Embedded Stocks are a rare occurrence in the stock allocation scene. They are typically a situation where the stocks can be either “called” or “put”. A “call” is the action where a company can buy back the shares at a later time for a particular price.
The “Put” option enables the shareholder to sell it back to the company at a particular time for a price.
Difference between Stock market and Share market?
For the most part, Stocks and shares represent the same thing. But they have a few fundamental differences in accuracy and investment levels.

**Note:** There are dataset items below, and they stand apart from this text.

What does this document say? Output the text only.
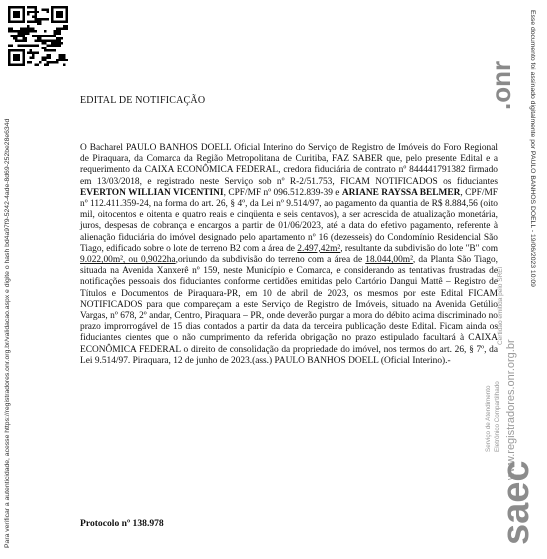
Para verificar a autenticidade, acesse https://registradores.onr.org.br/validacao.aspx e digite o hash bd4a97f9-5242-4ade-8d69-252be28e634d	Esse documento foi assinado digitalmente por PAULO BANHOS DOELL - 19/06/2023 10:09
EDITAL DE NOTIFICAÇÃO

O Bacharel PAULO BANHOS DOELL Oficial Interino do Serviço de Registro de Imóveis do Foro Regional de Piraquara, da Comarca da Região Metropolitana de Curitiba, FAZ SABER que, pelo presente Edital e a requerimento da CAIXA ECONÔMICA FEDERAL, credora fiduciária de contrato nº 844441791382 firmado em 13/03/2018, e registrado neste Serviço sob nº R-2/51.753, FICAM NOTIFICADOS os fiduciantes EVERTON WILLIAN VICENTINI, CPF/MF nº 096.512.839-39 e ARIANE RAYSSA BELMER, CPF/MF nº 112.411.359-24, na forma do art. 26, § 4º, da Lei nº 9.514/97, ao pagamento da quantia de R$ 8.884,56 (oito mil, oitocentos e oitenta e quatro reais e cinqüenta e seis centavos), a ser acrescida de atualização monetária, juros, despesas de cobrança e encargos a partir de 01/06/2023, até a data do efetivo pagamento, referente à alienação fiduciária do imóvel designado pelo apartamento nº 16 (dezesseis) do Condomínio Residencial São Tiago, edificado sobre o lote de terreno B2 com a área de 2.497,42m², resultante da subdivisão do lote "B" com 9.022,00m², ou 0,9022ha,oriundo da subdivisão do terreno com a área de 18.044,00m², da Planta São Tiago, situada na Avenida Xanxerê nº 159, neste Município e Comarca, e considerando as tentativas frustradas de notificações pessoais dos fiduciantes conforme certidões emitidas pelo Cartório Dangui Mattê – Registro de Títulos e Documentos de Piraquara-PR, em 10 de abril de 2023, os mesmos por este Edital FICAM NOTIFICADOS para que compareçam a este Serviço de Registro de Imóveis, situado na Avenida Getúlio Vargas, nº 678, 2º andar, Centro, Piraquara – PR, onde deverão purgar a mora do débito acima discriminado no prazo improrrogável de 15 dias contados a partir da data da terceira publicação deste Edital. Ficam ainda os fiduciantes cientes que o não cumprimento da referida obrigação no prazo estipulado facultará à CAIXA ECONÔMICA FEDERAL o direito de consolidação da propriedade do imóvel, nos termos do art. 26, § 7º, da Lei 9.514/97. Piraquara, 12 de junho de 2023.(ass.) PAULO BANHOS DOELL (Oficial Interino).-

Protocolo nº 138.978
.onr
www.registradores.onr.org.br
Certidão emitida pelo SREI
saec
Serviço de Atendimento Eletrônico Compartilhado
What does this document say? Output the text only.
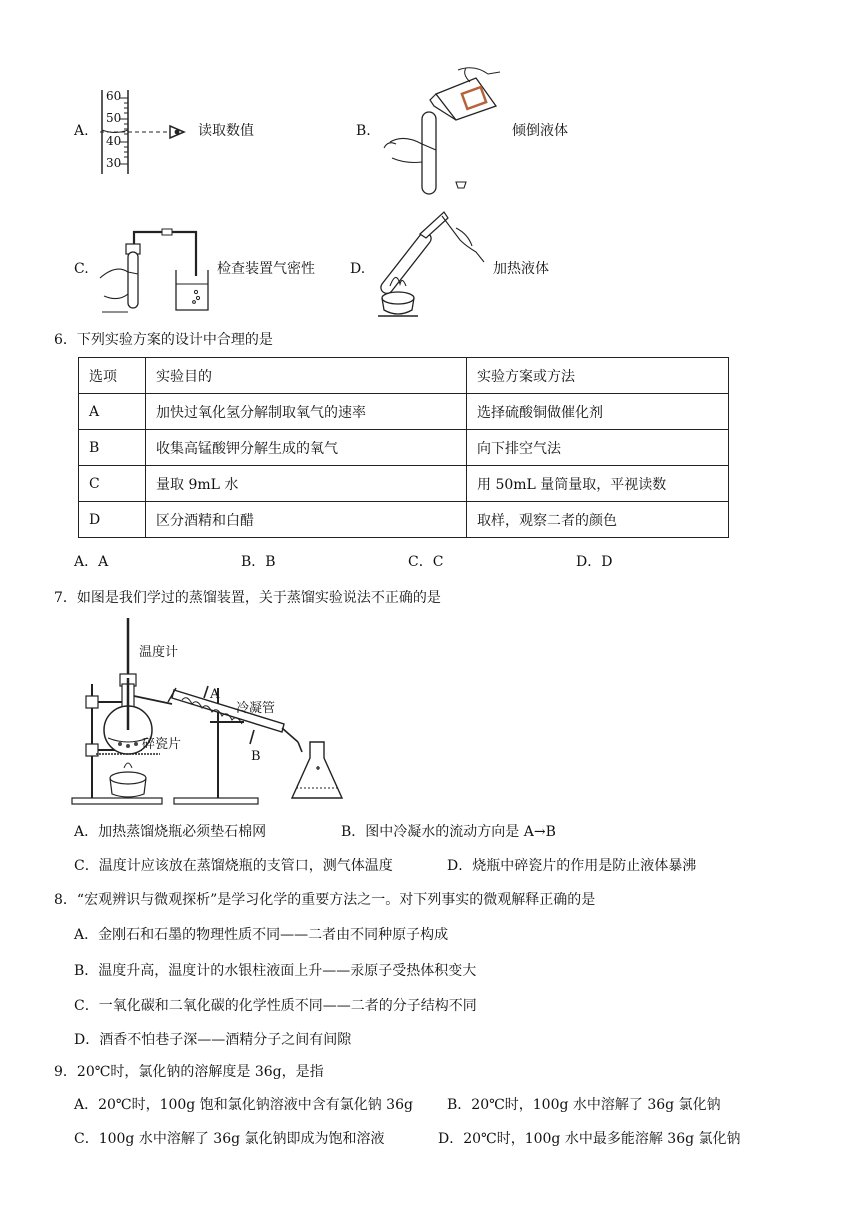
A.
60
50
40
30
读取数值	B.	倾倒液体
C.	检查装置气密性	D.	加热液体
6．下列实验方案的设计中合理的是
选项	实验目的	实验方案或方法
A	加快过氧化氢分解制取氧气的速率	选择硫酸铜做催化剂
B	收集高锰酸钾分解生成的氧气	向下排空气法
C	量取 9mL 水	用 50mL 量筒量取，平视读数
D	区分酒精和白醋	取样，观察二者的颜色
A．A	B．B	C．C	D．D
7．如图是我们学过的蒸馏装置，关于蒸馏实验说法不正确的是
温度计
A
冷凝管
碎瓷片
B
A．加热蒸馏烧瓶必须垫石棉网	B．图中冷凝水的流动方向是 A→B
C．温度计应该放在蒸馏烧瓶的支管口，测气体温度	D．烧瓶中碎瓷片的作用是防止液体暴沸
8．“宏观辨识与微观探析”是学习化学的重要方法之一。对下列事实的微观解释正确的是
A．金刚石和石墨的物理性质不同——二者由不同种原子构成
B．温度升高，温度计的水银柱液面上升——汞原子受热体积变大
C．一氧化碳和二氧化碳的化学性质不同——二者的分子结构不同
D．酒香不怕巷子深——酒精分子之间有间隙
9．20℃时，氯化钠的溶解度是 36g，是指
A．20℃时，100g 饱和氯化钠溶液中含有氯化钠 36g B．20℃时，100g 水中溶解了 36g 氯化钠
C．100g 水中溶解了 36g 氯化钠即成为饱和溶液	D．20℃时，100g 水中最多能溶解 36g 氯化钠
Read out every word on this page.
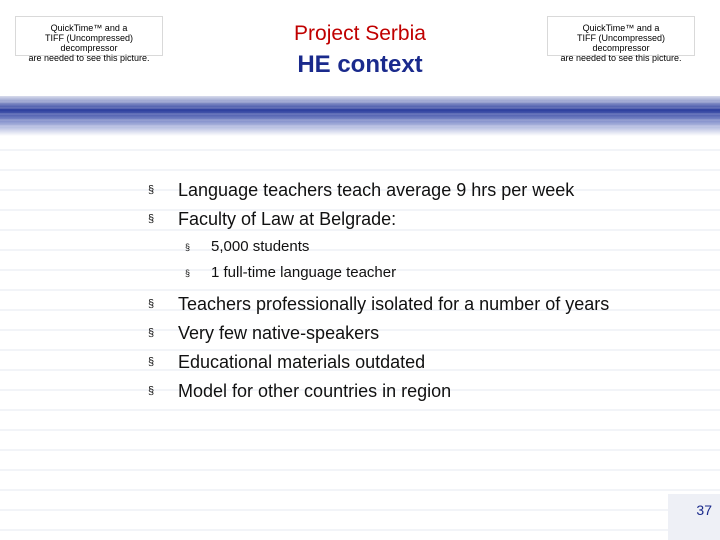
QuickTime™ and a
TIFF (Uncompressed) decompressor
are needed to see this picture.
QuickTime™ and a
TIFF (Uncompressed) decompressor
are needed to see this picture.
Project Serbia
HE context
§ Language teachers teach average 9 hrs per week
§ Faculty of Law at Belgrade:
§ 5,000 students
§ 1 full-time language teacher
§ Teachers professionally isolated for a number of years
§ Very few native-speakers
§ Educational materials outdated
§ Model for other countries in region
37
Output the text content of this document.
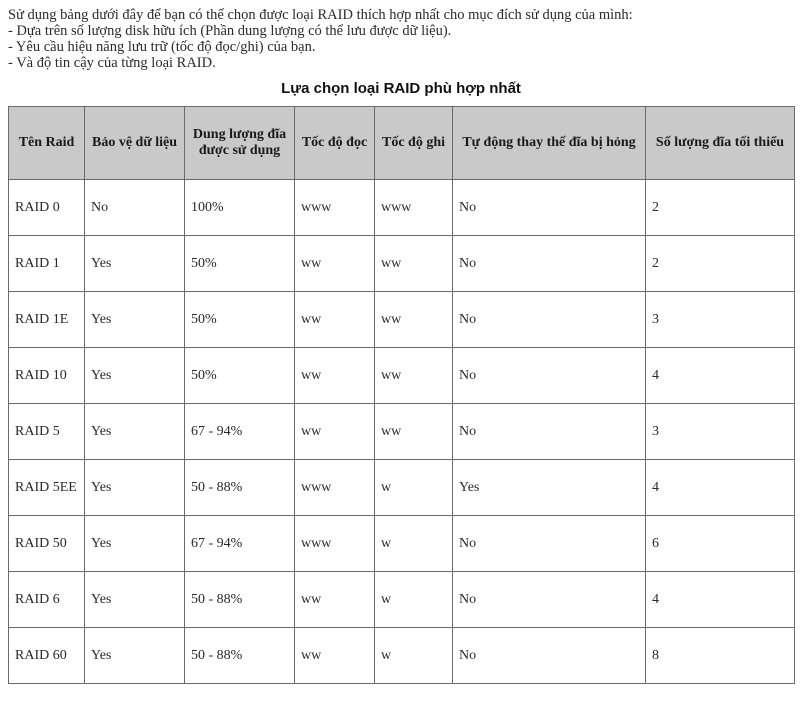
Sử dụng bảng dưới đây để bạn có thể chọn được loại RAID thích hợp nhất cho mục đích sử dụng của mình:
- Dựa trên số lượng disk hữu ích (Phần dung lượng có thể lưu được dữ liệu).
- Yêu cầu hiệu năng lưu trữ (tốc độ đọc/ghi) của bạn.
- Và độ tin cậy của từng loại RAID.
Lựa chọn loại RAID phù hợp nhất
Tên Raid	Bảo vệ dữ liệu	Dung lượng đĩa được sử dụng	Tốc độ đọc	Tốc độ ghi	Tự động thay thế đĩa bị hỏng	Số lượng đĩa tối thiểu
RAID 0	No	100%	www	www	No	2
RAID 1	Yes	50%	ww	ww	No	2
RAID 1E	Yes	50%	ww	ww	No	3
RAID 10	Yes	50%	ww	ww	No	4
RAID 5	Yes	67 - 94%	ww	ww	No	3
RAID 5EE	Yes	50 - 88%	www	w	Yes	4
RAID 50	Yes	67 - 94%	www	w	No	6
RAID 6	Yes	50 - 88%	ww	w	No	4
RAID 60	Yes	50 - 88%	ww	w	No	8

Stocks are referred to as the ownership of shares in multiple companies and having diversity in those investments. Stocks can be in one or more firms. They focus on the bigger picture. When someone says that he/she owns “X amount of stocks”, they mean that they hold the slice of ownership in the stake of X companies and all of them bring in their return in the divided, owing to this investment and the return booked at the end of the trade.
The end usually occurs when one sells his stock.
Shares, on the other hand, are referred to as the slice of ownership within a particular group or organization. Shares are endemic to a group or company. Shares together accumulate to having the stock in the company.
So that concludes our study of Stock Markets. It’s evident by now that you have a fair amount of idea about what is Stock Market and are very interested in learning Stock Markets that you’ve made it till here. Now that you have understood the basics of Stock Markets’ existence and their working, you are now ready to start learning more about them in an in-depth manner.